Are the bulk of your credit card or loan payments going towards interest? When faced with a daunting pile of debt, it can be such a defeating feeling watching your hard-earned money barely make a dent in what you owe, as the interest almost completely swallows your minimum monthly payment.
The reality is you’re not alone.
We all go through tough times and many of us are not prepared to sustain such long-lasting hits, as interest gradually accrues on your balance. Just look at how the COVID pandemic affected countless people in our communities and shook the financial stability of nations! As a result, Canadians now have an average of $1.73 debt for every dollar they earn.
Top 3 Simple Strategies to Reduce Your Interest Payments
Without a big payday to wipe the slate clean, making minimum payments is the very long road to financial freedom. Fortunately, not all hope is lost. Here are three strategies to help you pay less interest on your debts so you can get back on top of your finances sooner.
1/ Pay off all high interest debts first
If you are juggling several credits cards or loans, select the order in which you wish to pay off your debts, focusing on the highest interest ones first. If possible, transfer the balance of your higher interest debts to your lower interest ones. If you can afford a large down-payment, put it on your most high interest debt to knock it back. The key is to have the bulk of your payment go towards the principal balance of what you owe.
2/ Stay up to date on your payments
Life happens and bills can slip off the radar. If you’re not keeping regular track of your finances, due dates can seem to creep up and pass by. Unfortunately, late payment penalties add to your balance owing. For most credit cards, if you haven’t made a payment in 60 days, your interest rate will increase making it even more challenging to get caught up.
Your payment history makes up 35% of your credit score. Missing a payment for more than three months can mean losing points on your credit rating. Having a poor credit rating makes it increasingly hard to secure low interest loans in the future.

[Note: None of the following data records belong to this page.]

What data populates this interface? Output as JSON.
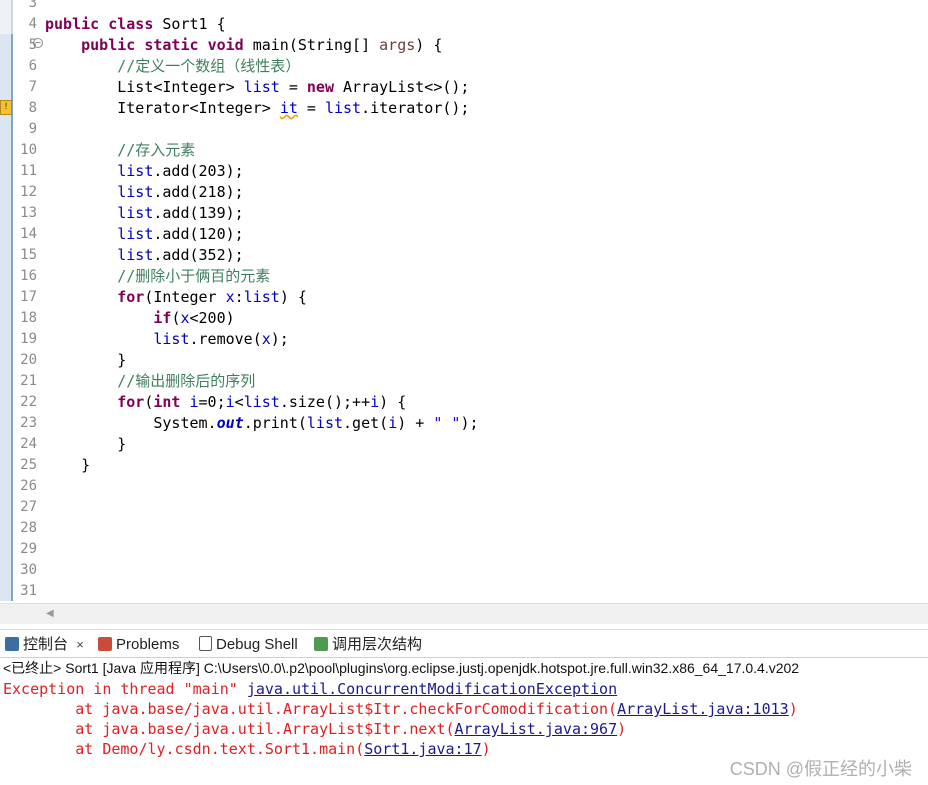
{
  "editor": {
    "lines": [
      {
        "n": "3",
        "code": ""
      },
      {
        "n": "4",
        "code": "<span class='kw'>public</span> <span class='kw'>class</span> Sort1 {"
      },
      {
        "n": "5",
        "code": "    <span class='kw'>public</span> <span class='kw'>static</span> <span class='kw'>void</span> main(String[] <span class='var'>args</span>) {",
        "fold": true
      },
      {
        "n": "6",
        "code": "        <span class='cm'>//定义一个数组（线性表）</span>"
      },
      {
        "n": "7",
        "code": "        List&lt;Integer&gt; <span class='fld'>list</span> = <span class='kw'>new</span> ArrayList&lt;&gt;();"
      },
      {
        "n": "8",
        "code": "        Iterator&lt;Integer&gt; <span class='fld squig'>it</span> = <span class='fld'>list</span>.iterator();",
        "warn": true
      },
      {
        "n": "9",
        "code": ""
      },
      {
        "n": "10",
        "code": "        <span class='cm'>//存入元素</span>"
      },
      {
        "n": "11",
        "code": "        <span class='fld'>list</span>.add(203);"
      },
      {
        "n": "12",
        "code": "        <span class='fld'>list</span>.add(218);"
      },
      {
        "n": "13",
        "code": "        <span class='fld'>list</span>.add(139);"
      },
      {
        "n": "14",
        "code": "        <span class='fld'>list</span>.add(120);"
      },
      {
        "n": "15",
        "code": "        <span class='fld'>list</span>.add(352);"
      },
      {
        "n": "16",
        "code": "        <span class='cm'>//删除小于俩百的元素</span>"
      },
      {
        "n": "17",
        "code": "        <span class='kw'>for</span>(Integer <span class='fld'>x</span>:<span class='fld'>list</span>) {"
      },
      {
        "n": "18",
        "code": "            <span class='kw'>if</span>(<span class='fld'>x</span>&lt;200)"
      },
      {
        "n": "19",
        "code": "            <span class='fld'>list</span>.remove(<span class='fld'>x</span>);"
      },
      {
        "n": "20",
        "code": "        }"
      },
      {
        "n": "21",
        "code": "        <span class='cm'>//输出删除后的序列</span>"
      },
      {
        "n": "22",
        "code": "        <span class='kw'>for</span>(<span class='kw'>int</span> <span class='fld'>i</span>=0;<span class='fld'>i</span>&lt;<span class='fld'>list</span>.size();++<span class='fld'>i</span>) {"
      },
      {
        "n": "23",
        "code": "            System.<span class='it'>out</span>.print(<span class='fld'>list</span>.get(<span class='fld'>i</span>) + <span class='str'>\" \"</span>);"
      },
      {
        "n": "24",
        "code": "        }"
      },
      {
        "n": "25",
        "code": "    }"
      },
      {
        "n": "26",
        "code": ""
      },
      {
        "n": "27",
        "code": ""
      },
      {
        "n": "28",
        "code": ""
      },
      {
        "n": "29",
        "code": ""
      },
      {
        "n": "30",
        "code": ""
      },
      {
        "n": "31",
        "code": ""
      }
    ]
  },
  "tabs": {
    "console": "控制台",
    "console_close": "×",
    "problems": "Problems",
    "debug_shell": "Debug Shell",
    "call_hierarchy": "调用层次结构"
  },
  "status": {
    "text": "<已终止> Sort1 [Java 应用程序] C:\\Users\\0.0\\.p2\\pool\\plugins\\org.eclipse.justj.openjdk.hotspot.jre.full.win32.x86_64_17.0.4.v202"
  },
  "console": {
    "line1_prefix": "Exception in thread \"main\" ",
    "line1_link": "java.util.ConcurrentModificationException",
    "line2_prefix": "        at java.base/java.util.ArrayList$Itr.checkForComodification(",
    "line2_link": "ArrayList.java:1013",
    "line3_prefix": "        at java.base/java.util.ArrayList$Itr.next(",
    "line3_link": "ArrayList.java:967",
    "line4_prefix": "        at Demo/ly.csdn.text.Sort1.main(",
    "line4_link": "Sort1.java:17",
    "close_paren": ")"
  },
  "watermark": "CSDN @假正经的小柴",
  "colors": {
    "keyword": "#7f0055",
    "comment": "#3f7f5f",
    "field": "#0000c0",
    "error": "#e02020",
    "link": "#1a1a8c"
  }
}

Avoid the high interest rate hamster wheel. Schedule payment reminders on your phone or set up an automated withdraw with your online banking and never miss another payment again. If you can occasionally manage to make more than one payment a month, even better.
3/ Consolidate your payments with a line of credit
Simplifying your finances with one monthly payment can also reduce the amount of interest you owe. Based on your income, debt level and credit rating, a financial institution may allow you to consolidate all your high-interest payments into a personal line of credit.
Like a credit card, your minimum monthly payments are based on the amount of the loan you use; however, unlike credit cards, lines of credit have lower and more negotiable interest rates.
Sinking into a cycle of high interest debt is not a fun ride to be on, but it doesn’t have to be forever. Start by making a list of your debts, balances owing, and their due dates, then take a deep breath. Breaking it down into small, manageable tasks will help you to confidently get back on top of the issue.
As they say, “How do you eat an elephant? One bite at a time.” You’ve got this.